Animals are great. Everyone needs a pet, be it a cat, dog or ferret. My roommate and I actually went ferret window shopping the other day. Did you know that only one place in this city sells ferrets? It's Pets Plus on College. The place sells all sorts of exotic pets, and it kind of smells like a llama. We drove around all of Fayetteville looking for the weasels, the politically incorrect name for ferrets, and not even Petco sells them.
And the most unfortunate thing is that the only place known for keeping ferrets in stock was, naturally, out of ferrets. But, it was OK for three reasons.
First, the ferrets were quite a bit more expensive than we thought they would be. Not many college students can just cough up $110 for a rodent. But we can save up, right?
Second, ferrets are non-separable. At the end of the school year, before summer, my roommate and I would have had quite a problem deciding how to split ownership of the ferret. Both of us would have wanted the head and front feet. It's no fun taking just the butt end of a ferret home.
Third, after careful study of University Housing's regulations on pets, we came across the clause that the only pets allowed in dorm rooms are "harmless fish." Aside from the obvious disappointment, that just raises my curiosity about the definition of a "harmful fish."
Who wants a "harmless fish" as a pet? I mean, if you've got to have a fish, wouldn't you want one with just a little attitude? One that might challenge your sense of security? Otherwise, there's no thrill in owning a fish. You might as well have an aquatic pet rock. You can't play with a fish, you can't communicate with a fish, and you most certainly can't over feed a fish, because they lack any type of willpower and will die of gluttony. I learned that at a young age.
I had two goldfish when I was little, and the only form of entertainment I got from the creatures was feeding them and watching them eat. Needless to say, after a mere two weeks, Goldie and then Goldie 2 floated to the top of their tank. After learning this lesson that fish make lousy pets, my parents got me a cat, which by the way, we eventually had to get rid of because of his chronic puking problem. Talk about attitude. But that's beside the point.
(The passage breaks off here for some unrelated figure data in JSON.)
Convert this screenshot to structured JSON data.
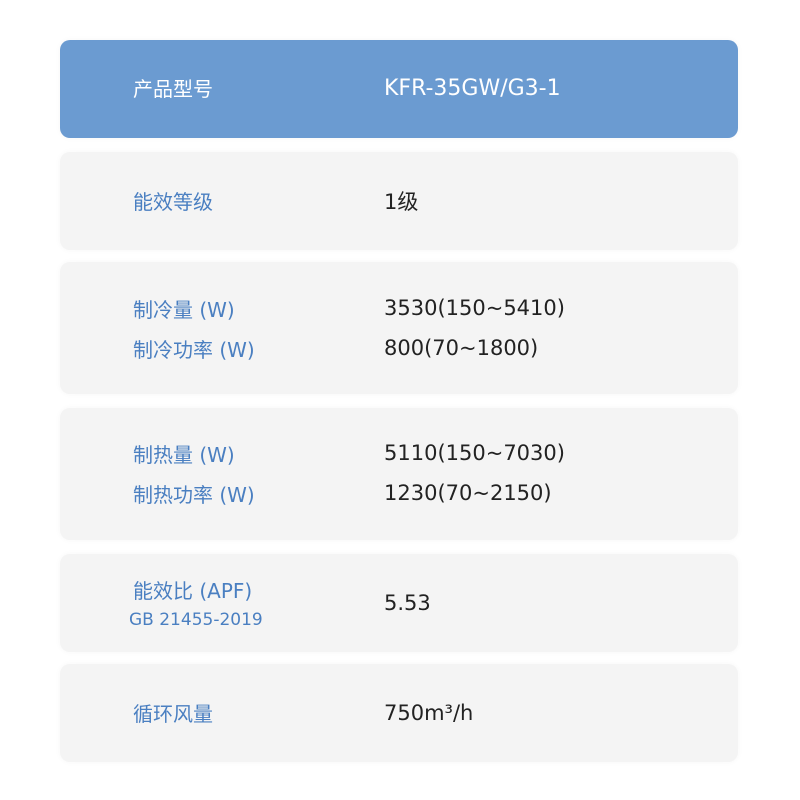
{
  "header": {
    "label": "产品型号",
    "value": "KFR-35GW/G3-1"
  },
  "rows": [
    {
      "lines": [
        {
          "label": "能效等级",
          "value": "1级"
        }
      ]
    },
    {
      "lines": [
        {
          "label": "制冷量 (W)",
          "value": "3530(150~5410)"
        },
        {
          "label": "制冷功率 (W)",
          "value": "800(70~1800)"
        }
      ]
    },
    {
      "lines": [
        {
          "label": "制热量 (W)",
          "value": "5110(150~7030)"
        },
        {
          "label": "制热功率 (W)",
          "value": "1230(70~2150)"
        }
      ]
    },
    {
      "label": "能效比 (APF)",
      "sublabel": "GB 21455-2019",
      "value": "5.53"
    },
    {
      "lines": [
        {
          "label": "循环风量",
          "value": "750m³/h"
        }
      ]
    }
  ],
  "colors": {
    "header_bg": "#6b9bd1",
    "label": "#4a7fc1",
    "row_bg": "#f4f4f4"
  }
}
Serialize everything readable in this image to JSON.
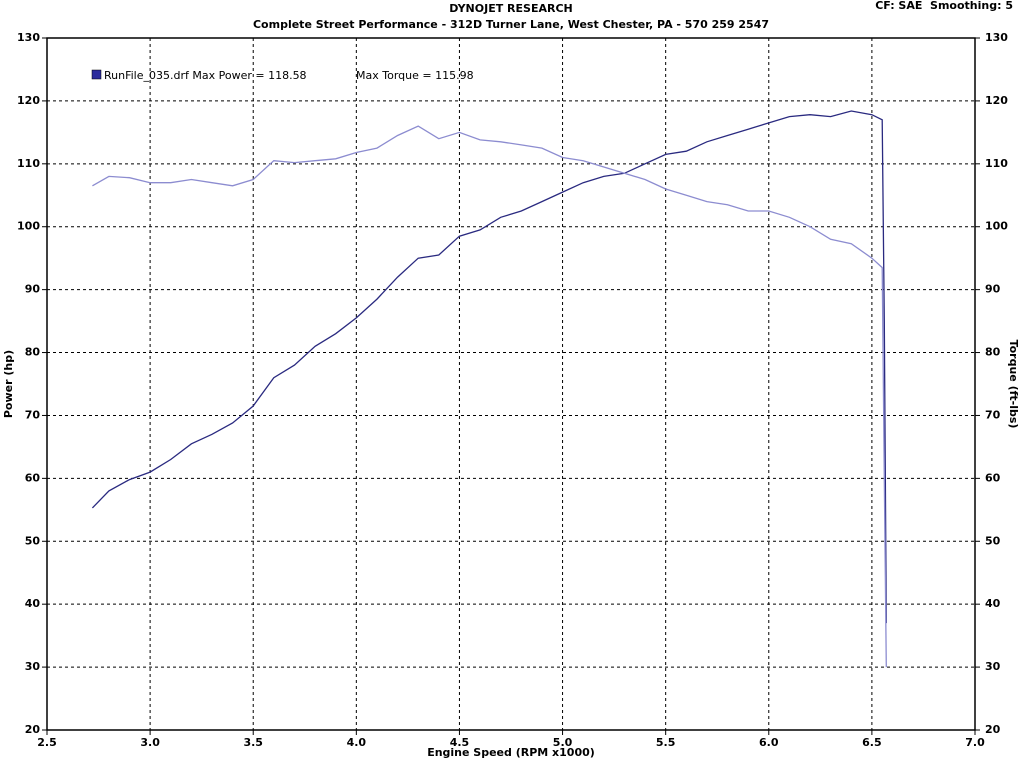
{
  "chart_data": {
    "type": "line",
    "title": "DYNOJET RESEARCH",
    "subtitle": "Complete Street Performance - 312D Turner Lane, West Chester, PA - 570 259 2547",
    "settings_text": "CF: SAE  Smoothing: 5",
    "legend_text": [
      "RunFile_035.drf Max Power = 118.58",
      "Max Torque = 115.98"
    ],
    "legend_color": "#2b2b9c",
    "x_label": "Engine Speed (RPM x1000)",
    "y_label": "Power (hp)",
    "y2_label": "Torque (ft-lbs)",
    "xlim": [
      2.5,
      7.0
    ],
    "xticks": [
      2.5,
      {
        "value": 3,
        "label": "3.0"
      },
      3.5,
      {
        "value": 4,
        "label": "4.0"
      },
      4.5,
      {
        "value": 5,
        "label": "5.0"
      },
      5.5,
      {
        "value": 6,
        "label": "6.0"
      },
      6.5,
      {
        "value": 7,
        "label": "7.0"
      }
    ],
    "ylim": [
      20,
      130
    ],
    "yticks": [
      20,
      30,
      40,
      50,
      60,
      70,
      80,
      90,
      100,
      110,
      120,
      130
    ],
    "y2lim": [
      20,
      130
    ],
    "y2ticks": [
      20,
      30,
      40,
      50,
      60,
      70,
      80,
      90,
      100,
      110,
      120,
      130
    ],
    "grid": true,
    "x": [
      2.72,
      2.8,
      2.9,
      3.0,
      3.1,
      3.2,
      3.3,
      3.4,
      3.5,
      3.6,
      3.7,
      3.8,
      3.9,
      4.0,
      4.1,
      4.2,
      4.3,
      4.4,
      4.5,
      4.6,
      4.7,
      4.8,
      4.9,
      5.0,
      5.1,
      5.2,
      5.3,
      5.4,
      5.5,
      5.6,
      5.7,
      5.8,
      5.9,
      6.0,
      6.1,
      6.2,
      6.3,
      6.4,
      6.5,
      6.55,
      6.56,
      6.57
    ],
    "series": [
      {
        "color": "#2a2a80",
        "values": [
          55.3,
          58,
          59.8,
          61,
          63,
          65.5,
          67,
          68.8,
          71.5,
          76,
          78,
          81,
          83,
          85.5,
          88.5,
          92,
          95,
          95.5,
          98.5,
          99.5,
          101.5,
          102.5,
          104,
          105.5,
          107,
          108,
          108.5,
          110,
          111.5,
          112,
          113.5,
          114.5,
          115.5,
          116.5,
          117.5,
          117.8,
          117.5,
          118.4,
          117.8,
          117,
          85,
          37
        ]
      },
      {
        "color": "#8c8cd0",
        "axis": "y2",
        "values": [
          106.5,
          108,
          107.8,
          107,
          107,
          107.5,
          107,
          106.5,
          107.5,
          110.5,
          110.2,
          110.5,
          110.8,
          111.8,
          112.5,
          114.5,
          116,
          114,
          115,
          113.8,
          113.5,
          113,
          112.5,
          111,
          110.5,
          109.5,
          108.5,
          107.5,
          106,
          105,
          104,
          103.5,
          102.5,
          102.5,
          101.5,
          100,
          98,
          97.3,
          95,
          93.5,
          60,
          30
        ]
      }
    ]
  }
}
Recently, a friend approached me almost in tears. I asked her what was wrong. "My fish died this morning," she whimpered.
Being the sensitive person that I am, I tenderly patted her on the shoulder and said, "I'm sure you were very close, but how long did you have the fish before you had to flush it?"
"Three years," she responded. I was astonished. How in the world could a fish live that long? As far as I'm concerned, pet fish are only supposed to live a couple of weeks. The only reasons fish in the wild live longer are because they have to get big enough for us to eat them, and because they probably aren't so "harmless" and naïve as the fish we're allowed to keep in the dorm. So I asked the girl if she was going to get a replacement fish.
"I can't," she cried. "I'm not ready yet. I have to mourn for this fish and learn to deal with my loss before I can even think about getting another one."
You have to admire her, or anyone else that can fight the urge to overfeed a fish. They also deserve credit for making a commitment to the type of pet that rarely lasts the gestation period of a mosquito. I wanted to suggest another kind of pet, like a ferret, but it probably explains more about my short comings than hers. You can't over -feed a ferret, and they might last longer than your dorm contract.
Elizabeth St. John is a contributing columnist. |
Ferrets are NOT rodents. The author calls them weasels in one paragraph and rodents in another. She sounds a bit confused. :roll
I volunteer for a ferret shelter, and we allways have people ask if they are rodents, or they call them rodents. It is a conversation starter.